September 28, 2006
NY Film Fest Back at Unsightly Lincoln Center

Tomorrow marks the opening night of the 44th annual New York Film Festival up at Lincoln Center. Unlike its downtown cousin the Tribeca Film Festival, which over the past few years has spread like a mushroom cloud over Manhattan, hell bent on dominating the public’s consciousness every May, the NYFF remains small and manageable, presenting a mere 28 features (Tribeca had over 250 this year). This year features an especially New York touch to the overly European artsiness of the fest: Lincoln Center is being ripped up for impending construction and looks like garbage, so all those stereotypical snooty French cinephiles will have to navigate through a construction yard to get to the venues.

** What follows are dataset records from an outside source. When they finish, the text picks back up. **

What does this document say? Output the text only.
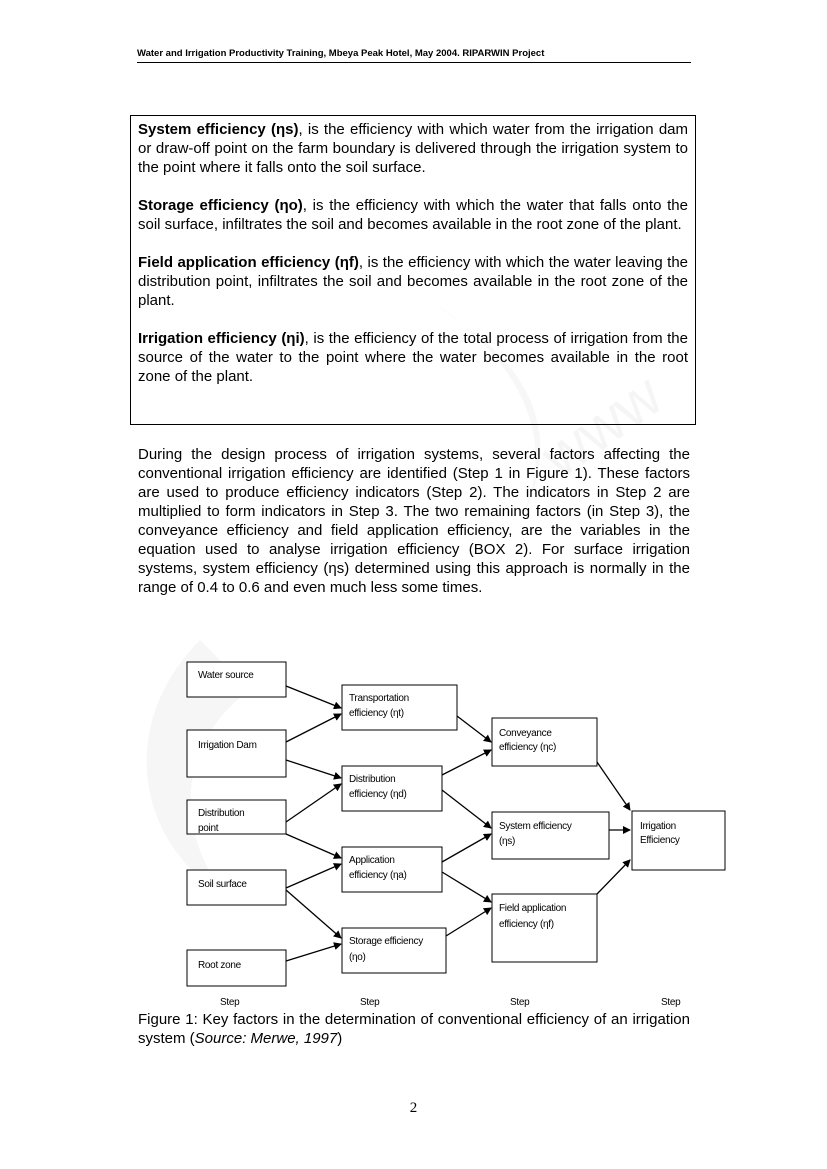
Water and Irrigation Productivity Training, Mbeya Peak Hotel, May 2004. RIPARWIN Project

System efficiency (ηs), is the efficiency with which water from the irrigation dam or draw-off point on the farm boundary is delivered through the irrigation system to the point where it falls onto the soil surface.

Storage efficiency (ηo), is the efficiency with which the water that falls onto the soil surface, infiltrates the soil and becomes available in the root zone of the plant.

Field application efficiency (ηf), is the efficiency with which the water leaving the distribution point, infiltrates the soil and becomes available in the root zone of the plant.

Irrigation efficiency (ηi), is the efficiency of the total process of irrigation from the source of the water to the point where the water becomes available in the root zone of the plant.

During the design process of irrigation systems, several factors affecting the conventional irrigation efficiency are identified (Step 1 in Figure 1). These factors are used to produce efficiency indicators (Step 2). The indicators in Step 2 are multiplied to form indicators in Step 3. The two remaining factors (in Step 3), the conveyance efficiency and field application efficiency, are the variables in the equation used to analyse irrigation efficiency (BOX 2). For surface irrigation systems, system efficiency (ηs) determined using this approach is normally in the range of 0.4 to 0.6 and even much less some times.

Water source
Irrigation Dam
Distribution
point
Soil surface
Root zone
Transportation
efficiency (ηt)
Distribution
efficiency (ηd)
Application
efficiency (ηa)
Storage efficiency
(ηo)
Conveyance
efficiency (ηc)
System efficiency
(ηs)
Field application
efficiency (ηf)
Irrigation
Efficiency
Step	Step	Step	Step

Figure 1: Key factors in the determination of conventional efficiency of an irrigation system (Source: Merwe, 1997)

2
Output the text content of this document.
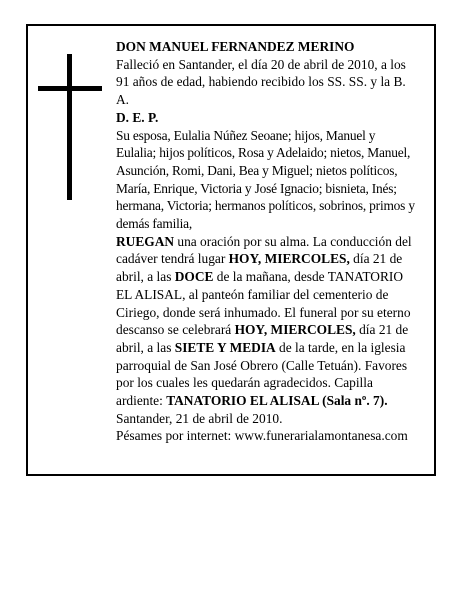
DON MANUEL FERNANDEZ MERINO

Falleció en Santander, el día 20 de abril de 2010, a los 91 años de edad, habiendo recibido los SS. SS. y la B. A.

D. E. P.

Su esposa, Eulalia Núñez Seoane; hijos, Manuel y Eulalia; hijos políticos, Rosa y Adelaido; nietos, Manuel, Asunción, Romi, Dani, Bea y Miguel; nietos políticos, María, Enrique, Victoria y José Ignacio; bisnieta, Inés; hermana, Victoria; hermanos políticos, sobrinos, primos y demás familia,

RUEGAN una oración por su alma. La conducción del cadáver tendrá lugar HOY, MIERCOLES, día 21 de abril, a las DOCE de la mañana, desde TANATORIO EL ALISAL, al panteón familiar del cementerio de Ciriego, donde será inhumado. El funeral por su eterno descanso se celebrará HOY, MIERCOLES, día 21 de abril, a las SIETE Y MEDIA de la tarde, en la iglesia parroquial de San José Obrero (Calle Tetuán). Favores por los cuales les quedarán agradecidos. Capilla ardiente: TANATORIO EL ALISAL (Sala nº. 7).

Santander, 21 de abril de 2010.

Pésames por internet: www.funerarialamontanesa.com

As the snobbiest film festival on the East Coast (if not the Western Hemisphere) you may think the lineup has nothing to offer those of you who spent this past Friday sneaking flasks full of bourbon into Jackass: Number Two. Not so. This year’s edition of the fest features the first US showings of Sofia Coppola’s Marie Antoinette (Oct. 13-14), with Kirsten Dunst as the doomed queen and Jason Schwartzman as Louis XVI frollicking around Versailles in 1780 to the sounds of Gang of Four, New Order, and The Strokes. Bow Wow Wow is used not once, not twice, but three times. And I could’ve sworn that was Phoenix in the background as the royal violin quartet.

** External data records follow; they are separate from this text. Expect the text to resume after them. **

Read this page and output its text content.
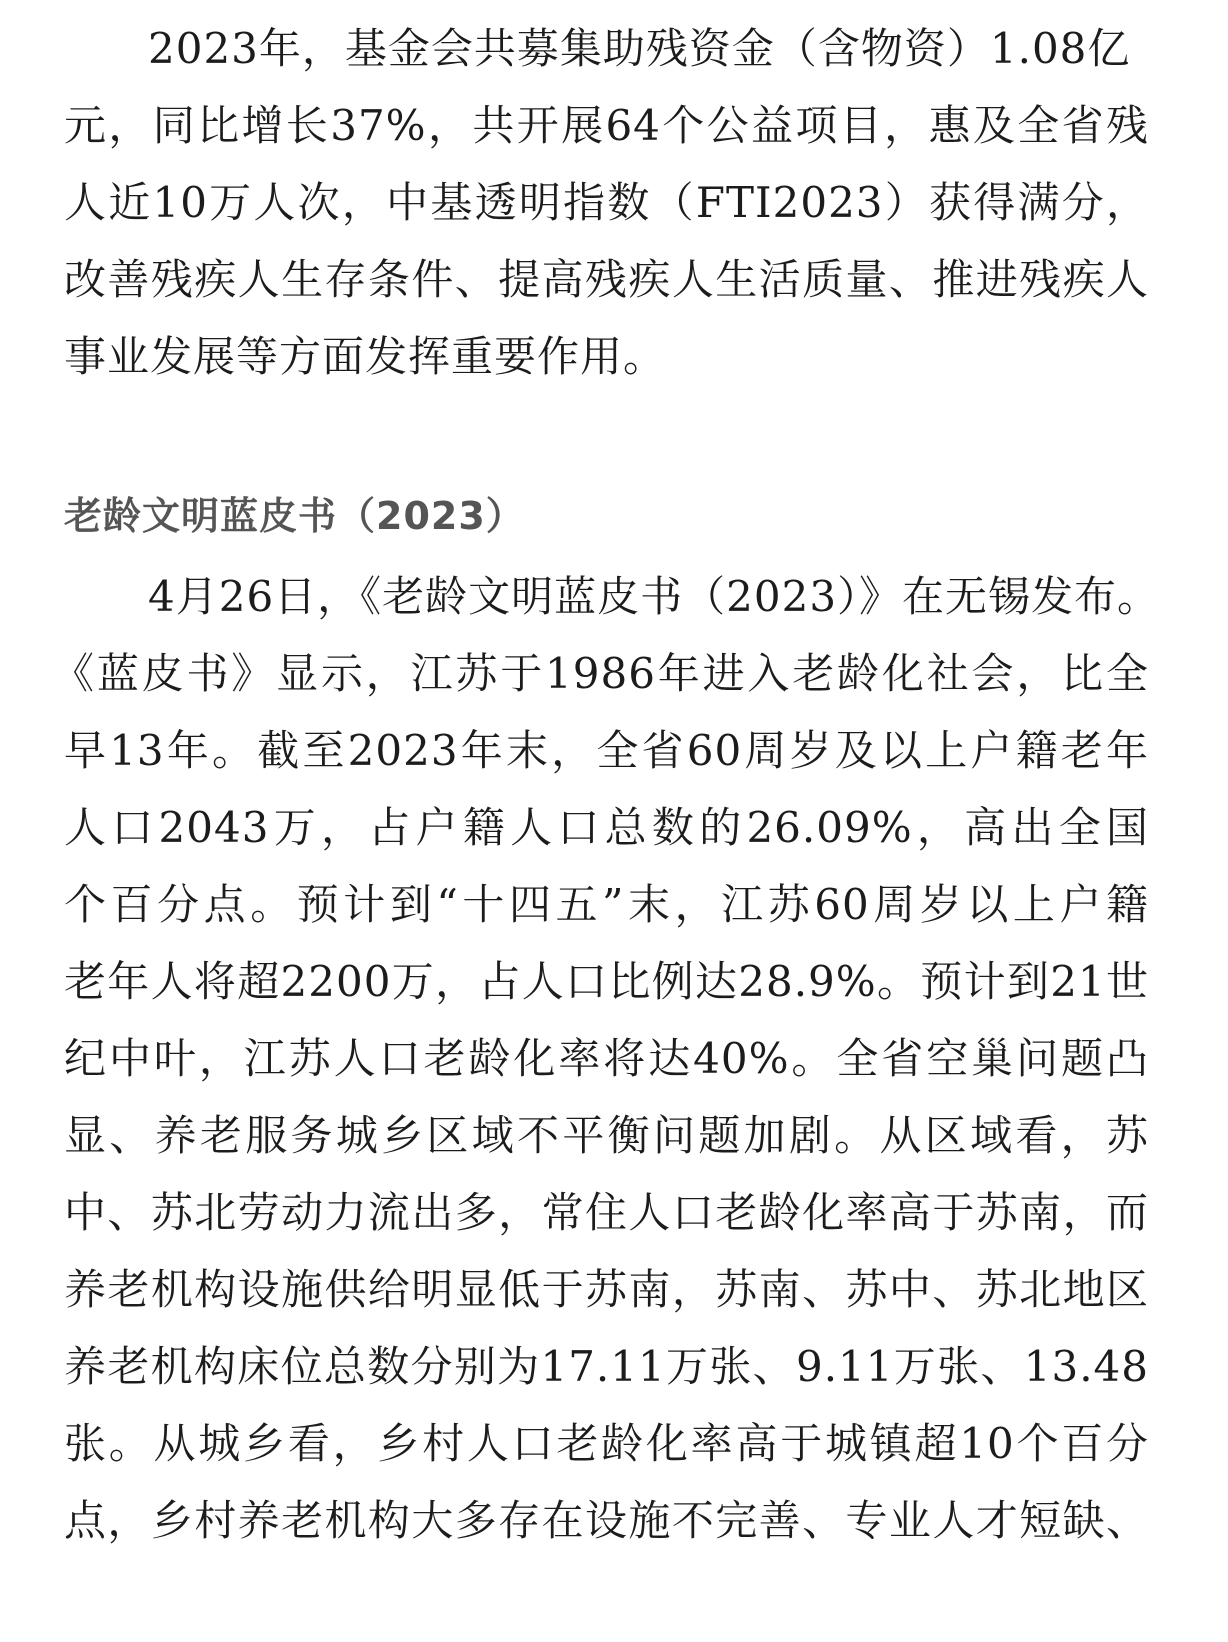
2023年，基金会共募集助残资金（含物资）1.08亿
元，同比增长37%，共开展64个公益项目，惠及全省残
人近10万人次，中基透明指数（FTI2023）获得满分，
改善残疾人生存条件、提高残疾人生活质量、推进残疾人
事业发展等方面发挥重要作用。
老龄文明蓝皮书（2023）
4月26日，《老龄文明蓝皮书（2023）》在无锡发布。
《蓝皮书》显示，江苏于1986年进入老龄化社会，比全
早13年。截至2023年末，全省60周岁及以上户籍老年
人口2043万，占户籍人口总数的26.09%，高出全国
个百分点。预计到“十四五”末，江苏60周岁以上户籍
老年人将超2200万，占人口比例达28.9%。预计到21世
纪中叶，江苏人口老龄化率将达40%。全省空巢问题凸
显、养老服务城乡区域不平衡问题加剧。从区域看，苏
中、苏北劳动力流出多，常住人口老龄化率高于苏南，而
养老机构设施供给明显低于苏南，苏南、苏中、苏北地区
养老机构床位总数分别为17.11万张、9.11万张、13.48
张。从城乡看，乡村人口老龄化率高于城镇超10个百分
点，乡村养老机构大多存在设施不完善、专业人才短缺、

The closing night selection (Oct. 15) is Pan’s Labyrinth, the new horrorshow from Guillermo del Toro (Mimic, Blade II, Hellboy) and it’s the creepiest, most horrifically violent fairy tale I’ve ever seen. Picture some crazy-ass mix-up of Tim Burton, Harry Potter, and a bloody Spanish Civil War thriller. Fans of David Lynch will be happy to know that the maniac is back with another epic mind-fuck, The Inland Empire (Oct. 8-9). This one clocks in at just over three hours, and one story thread centers on a human family with oversized rabbit heads that act out sitcom scenarios on a stage set. What! Ah but the real treasure of the fest is a straight-up monster flick from South Korea: The Host (Oct. 7 & 9) is about a mutant fish that’s born when toxins from a U.S. army base flow into the Han River. An enormous pissed off guppy with teeth proceeds to terrorize the residents of Seoul, and I’m sure they all blame George Bush.
The 44th NYFF runs September 29- October 15 at Alice Tully Hall and Walter Reade Theater. Check the full schedule. Over the next two weeks, Razor Apple will give you the low down on the films screening.


September 28th, 2006 at 10:28 am
Great post. Pop Pop Pop. I love this blog.